When we talk about function addition, we mean adding together the outputs of two functions for the same input. For this exercise, we are given two functions, \(f(x) = x^2 - 5\) and \(g(x) = 12x - 3\). The expression \((f+g)(x)\) denotes the sum of these functions.
To find this, simply add the functions term by term:

• Add the \(x^2\) term from \(f(x)\) to the \(12x\) term from \(g(x)\). Since they are not the same type of terms, they stay as they are.
• Combine the constant terms. In this case, \(-5\) from \(f(x)\) and \(-3\) from \(g(x)\) add up to \(-8\).

Putting it all together, we have:\[ (f+g)(x) = x^2 + 12x - 8 \]This new function combines all effects of \(f\) and \(g\) where each input is concerned, making addition of functions a straightforward technique.

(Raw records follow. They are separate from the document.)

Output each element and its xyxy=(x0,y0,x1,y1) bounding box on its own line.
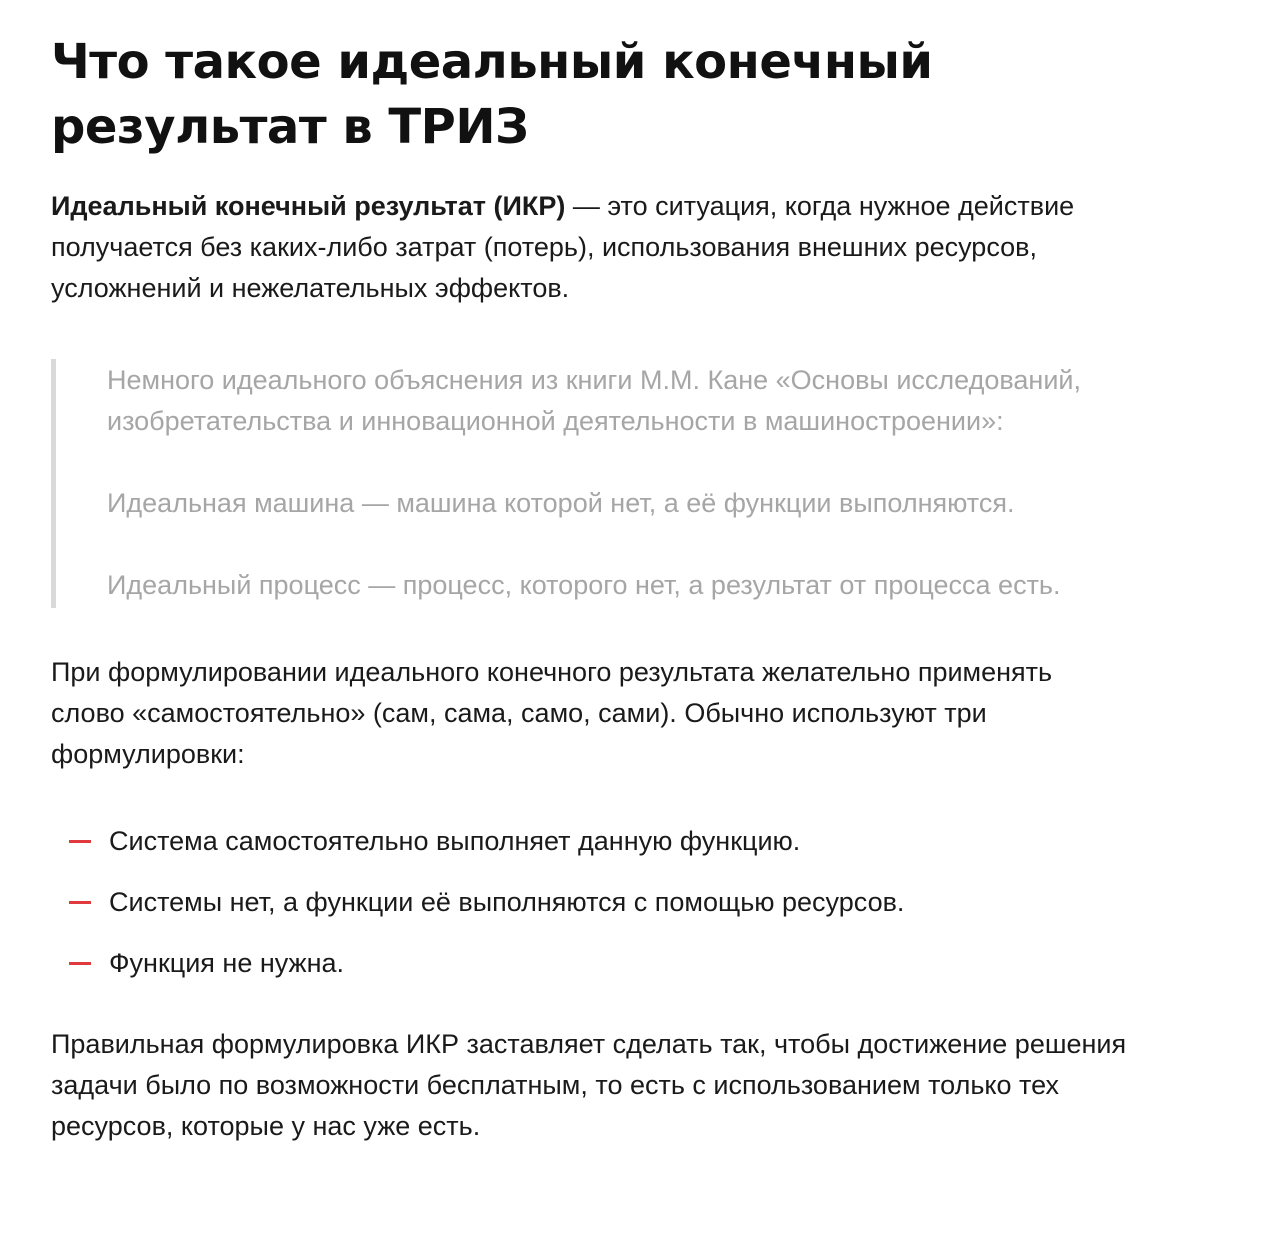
body-paragraph: Правильная формулировка ИКР заставляет сделать так, чтобы достижение решения задачи было по возможности бесплатным, то есть с использованием только тех ресурсов, которые у нас уже есть. xyxy=(51,1029,1127,1141)
list-item-text: Система самостоятельно выполняет данную функцию. xyxy=(109,826,801,856)
dash-bullet-icon xyxy=(69,840,91,843)
intro-paragraph xyxy=(51,186,1091,309)
list-item-text: Функция не нужна. xyxy=(109,948,345,978)
list-item xyxy=(51,943,1171,984)
list-item xyxy=(51,882,1171,923)
body-paragraph: При формулировании идеального конечного результата желательно применять слово «самостоятельно» (сам, сама, само, сами). Обычно используют три формулировки: xyxy=(51,657,1053,769)
formulations-list xyxy=(51,821,1171,984)
dash-bullet-icon xyxy=(69,962,91,965)
intro-term: Идеальный конечный результат (ИКР) xyxy=(51,191,566,221)
quote-line: Немного идеального объяснения из книги М.М. Кане «Основы исследований, изобретательства и инновационной деятельности в машиностроении»: xyxy=(107,365,1082,436)
list-item-text: Системы нет, а функции её выполняются с помощью ресурсов. xyxy=(109,887,905,917)
quote-line: Идеальная машина — машина которой нет, а её функции выполняются. xyxy=(107,488,1015,518)
article xyxy=(51,30,1171,1147)
intro-definition: — это ситуация, когда нужное действие получается без каких-либо затрат (потерь), использования внешних ресурсов, усложнений и нежелательных эффектов. xyxy=(51,191,1075,303)
quote-line: Идеальный процесс — процесс, которого нет, а результат от процесса есть. xyxy=(107,570,1061,600)
article-title: Что такое идеальный конечный результат в ТРИЗ xyxy=(51,34,933,155)
list-item xyxy=(51,821,1171,862)
quote-block xyxy=(51,359,1171,608)
dash-bullet-icon xyxy=(69,901,91,904)
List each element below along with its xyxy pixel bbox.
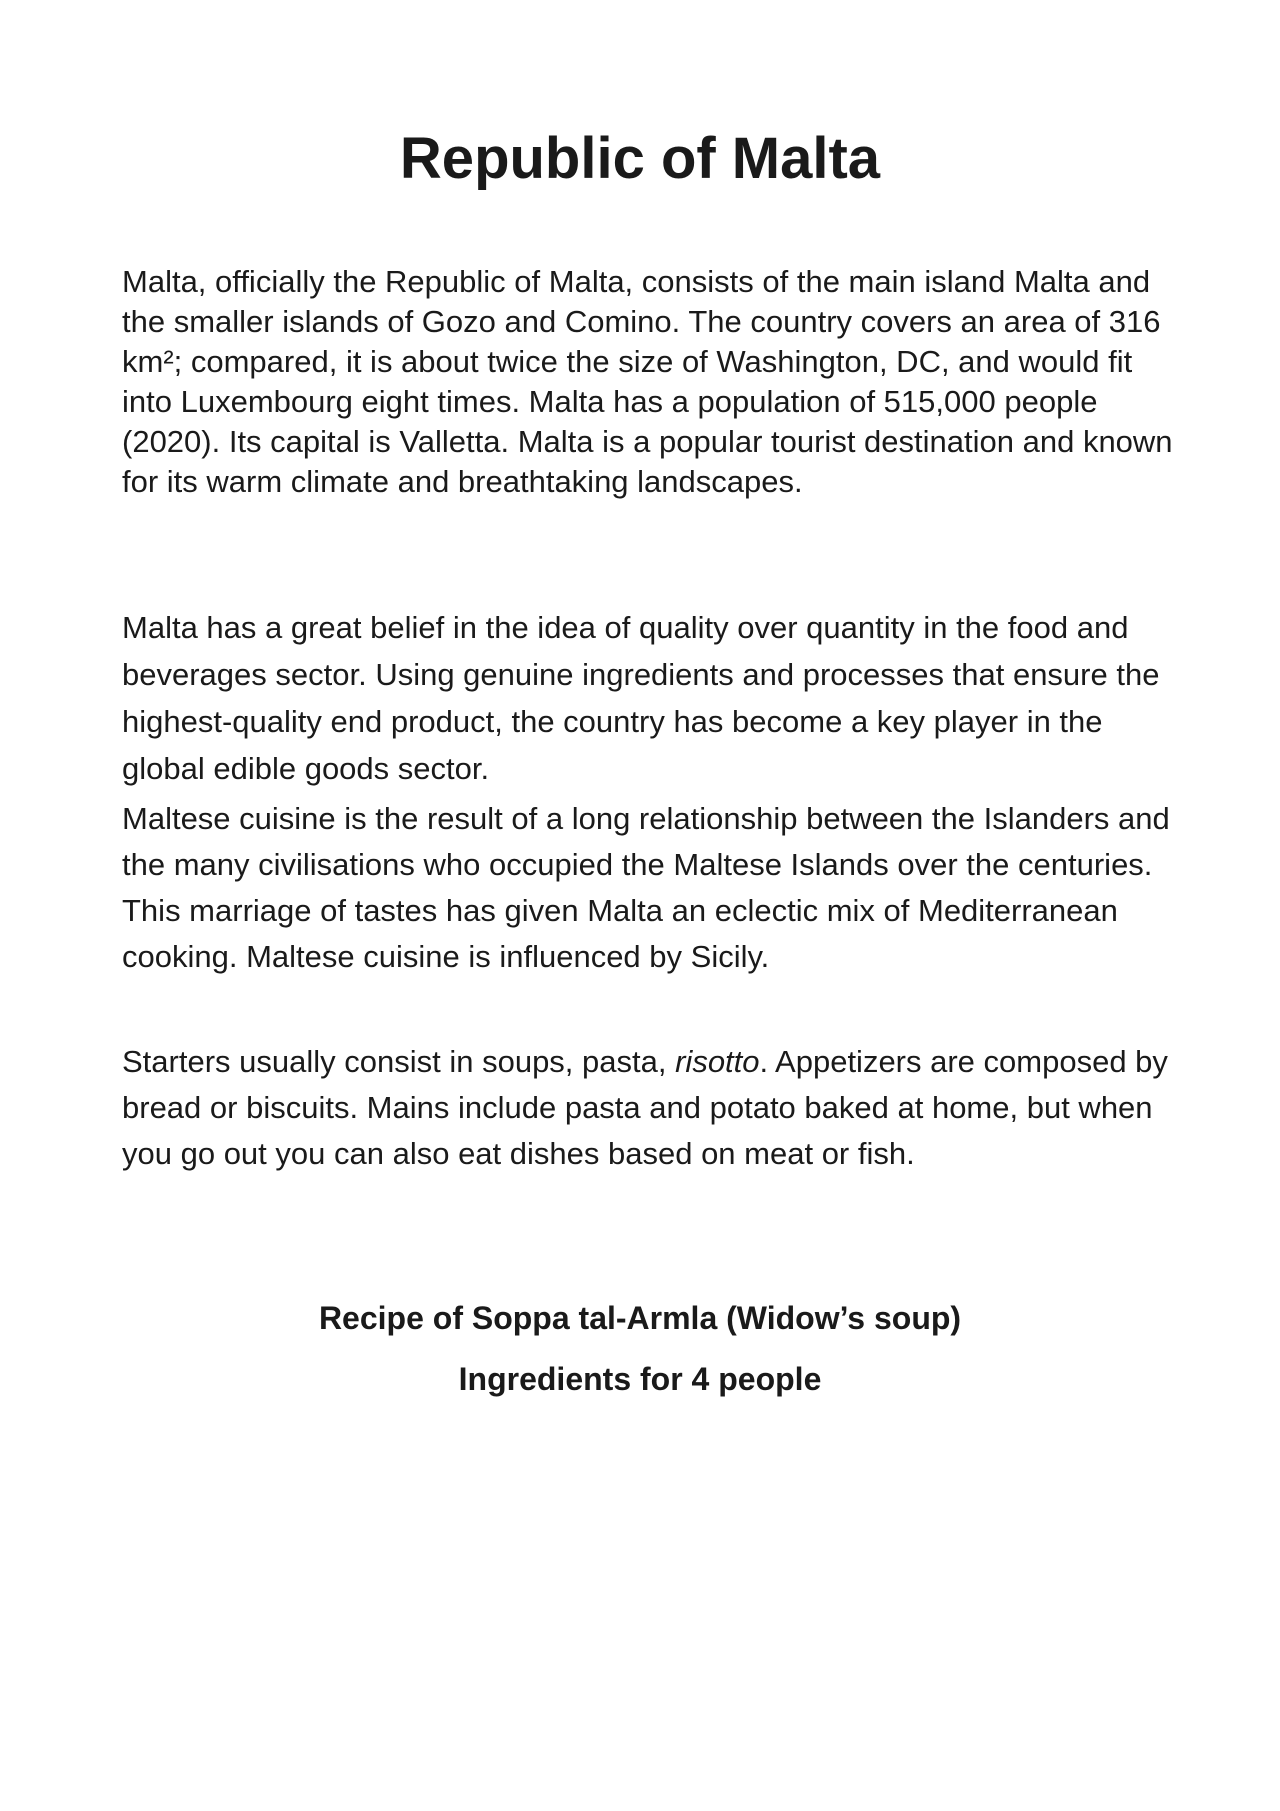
dishes-text-start: Starters usually consist in soups, pasta, bbox=[122, 1044, 676, 1079]
food-sector-paragraph: Malta has a great belief in the idea of quality over quantity in the food and beverages sector. Using genuine ingredients and processes that ensure the highest-quality end product, the country has become a key player in the global edible goods sector. bbox=[122, 610, 1160, 786]
page-title: Republic of Malta bbox=[399, 126, 881, 191]
intro-paragraph: Malta, officially the Republic of Malta, consists of the main island Malta and the smaller islands of Gozo and Comino. The country covers an area of 316 km²; compared, it is about twice the size of Washington, DC, and would fit into Luxembourg eight times. Malta has a population of 515,000 people (2020). Its capital is Valletta. Malta is a popular tourist destination and known for its warm climate and breathtaking landscapes. bbox=[122, 264, 1173, 499]
cuisine-paragraph: Maltese cuisine is the result of a long relationship between the Islanders and the many civilisations who occupied the Maltese Islands over the centuries. This marriage of tastes has given Malta an eclectic mix of Mediterranean cooking. Maltese cuisine is influenced by Sicily. bbox=[122, 801, 1170, 974]
dishes-text-end: . Appetizers are composed by bread or biscuits. Mains include pasta and potato baked at home, but when you go out you can also eat dishes based on meat or fish. bbox=[122, 1044, 1168, 1171]
risotto-italic: risotto bbox=[675, 1044, 760, 1079]
ingredients-heading: Ingredients for 4 people bbox=[458, 1361, 822, 1397]
dishes-paragraph bbox=[122, 1039, 1182, 1177]
recipe-heading: Recipe of Soppa tal-Armla (Widow’s soup) bbox=[318, 1300, 962, 1336]
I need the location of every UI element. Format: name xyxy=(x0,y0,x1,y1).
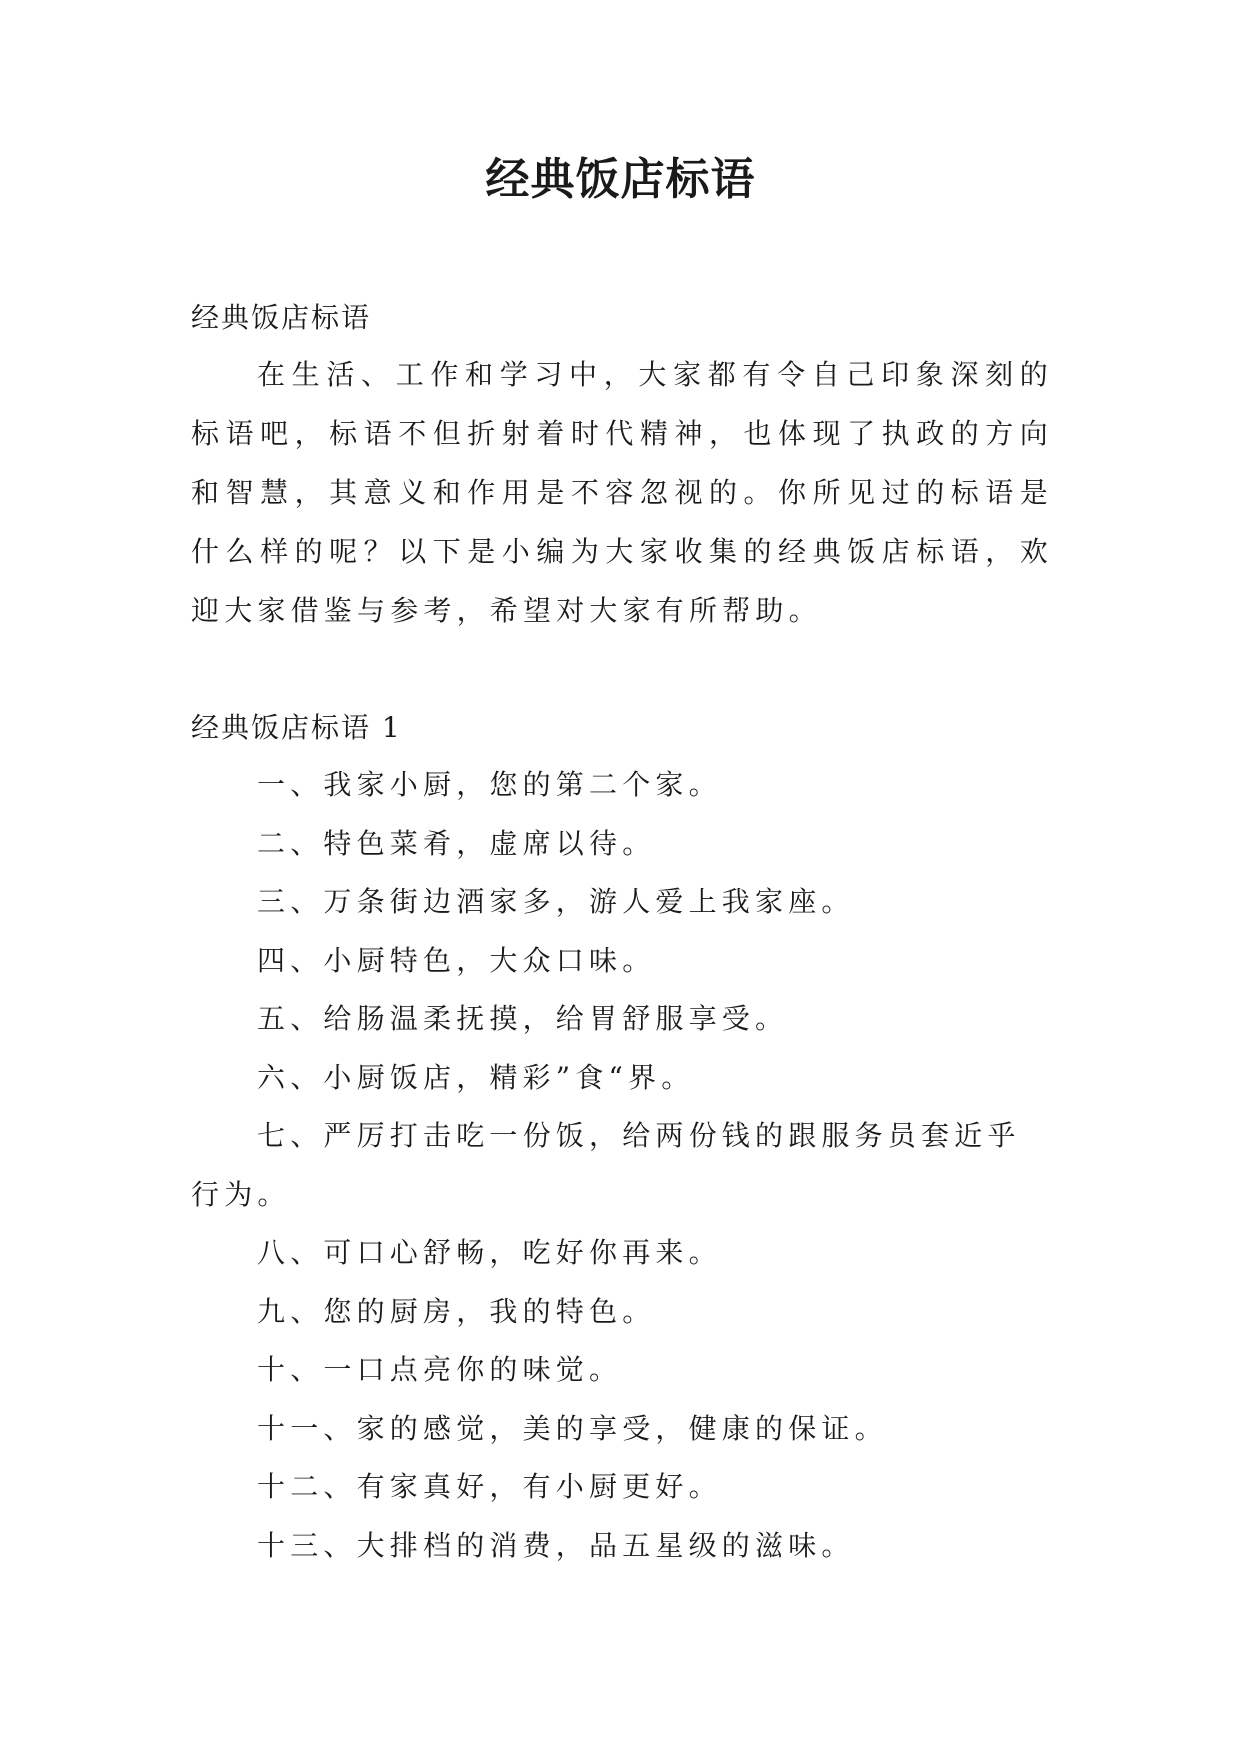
slogan-item: 八、可口心舒畅，吃好你再来。 xyxy=(257,1236,722,1269)
slogan-item: 十一、家的感觉，美的享受，健康的保证。 xyxy=(257,1411,888,1445)
slogan-item: 二、特色菜肴，虚席以待。 xyxy=(257,826,656,860)
document-title: 经典饭店标语 xyxy=(485,154,756,205)
slogan-item: 十二、有家真好，有小厨更好。 xyxy=(257,1470,722,1503)
slogan-item: 十三、大排档的消费，品五星级的滋味。 xyxy=(257,1528,855,1562)
slogan-item: 五、给肠温柔抚摸，给胃舒服享受。 xyxy=(257,1002,789,1035)
slogan-item: 四、小厨特色，大众口味。 xyxy=(257,943,656,977)
slogan-list xyxy=(191,756,1053,1575)
slogan-item: 七、严厉打击吃一份饭，给两份钱的跟服务员套近乎行为。 xyxy=(191,1119,1021,1211)
slogan-item: 九、您的厨房，我的特色。 xyxy=(257,1294,656,1328)
slogan-item: 三、万条街边酒家多，游人爱上我家座。 xyxy=(257,885,855,918)
slogan-item: 六、小厨饭店，精彩”食“界。 xyxy=(257,1060,695,1094)
intro-paragraph: 在生活、工作和学习中，大家都有令自己印象深刻的标语吧，标语不但折射着时代精神，也体现了执政的方向和智慧，其意义和作用是不容忽视的。你所见过的标语是什么样的呢？以下是小编为大家收集的经典饭店标语，欢迎大家借鉴与参考，希望对大家有所帮助。 xyxy=(191,358,1053,627)
section-heading: 经典饭店标语 1 xyxy=(191,711,402,744)
slogan-item: 一、我家小厨，您的第二个家。 xyxy=(257,768,722,801)
slogan-item: 十、一口点亮你的味觉。 xyxy=(257,1353,623,1386)
document-subtitle: 经典饭店标语 xyxy=(191,301,372,334)
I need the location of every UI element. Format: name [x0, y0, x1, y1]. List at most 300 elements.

Function subtraction, while similar to addition, requires us to subtract one function's output from another's. The expression \((f-g)(x)\) indicates the difference between two functions for the same input value. We are working with the functions \(f(x) = x^2 - 5\) and \(g(x) = 12x - 3\).
To find \((f-g)(x)\), subtract the terms of \(g(x)\) from \(f(x)\):

• Retain the \(x^2\) from \(f(x)\) as there is no corresponding \(x^2\) term in \(g(x)\).
• Subtract the \(12x\) term of \(g(x)\) from the zero \(x\) term in \(f(x)\), leaving \(-12x\).
• Subtract the constants, which is \(-5 - (-3)\), simplifying to \(-2\).

Combine these results:\[ (f-g)(x) = x^2 - 12x - 2 \]Function subtraction is useful for understanding how much one function diverges from another over all inputs.

When determining the domain of combined functions like \((f+g)(x)\) or \((f-g)(x)\), understanding domain restrictions is essential. The domain of a function is all the potential input values (x-values) that give a valid output (y-value).
For polynomial functions like \(f(x) = x^2 - 5\) and \(g(x) = 12x - 3\), they are defined for all real numbers because neither function has radicals, denominators that could result in division by zero, nor other restrictions.
Thus, the domain of \((f+g)(x)\) and \((f-g)(x)\) is also all real numbers. In simpler terms, you can plug any real number into these functions without worry of it being undefined or causing breaks in continuity. Recognizing unrestricted domains in polynomials is key when dealing with addition and subtraction of such functions.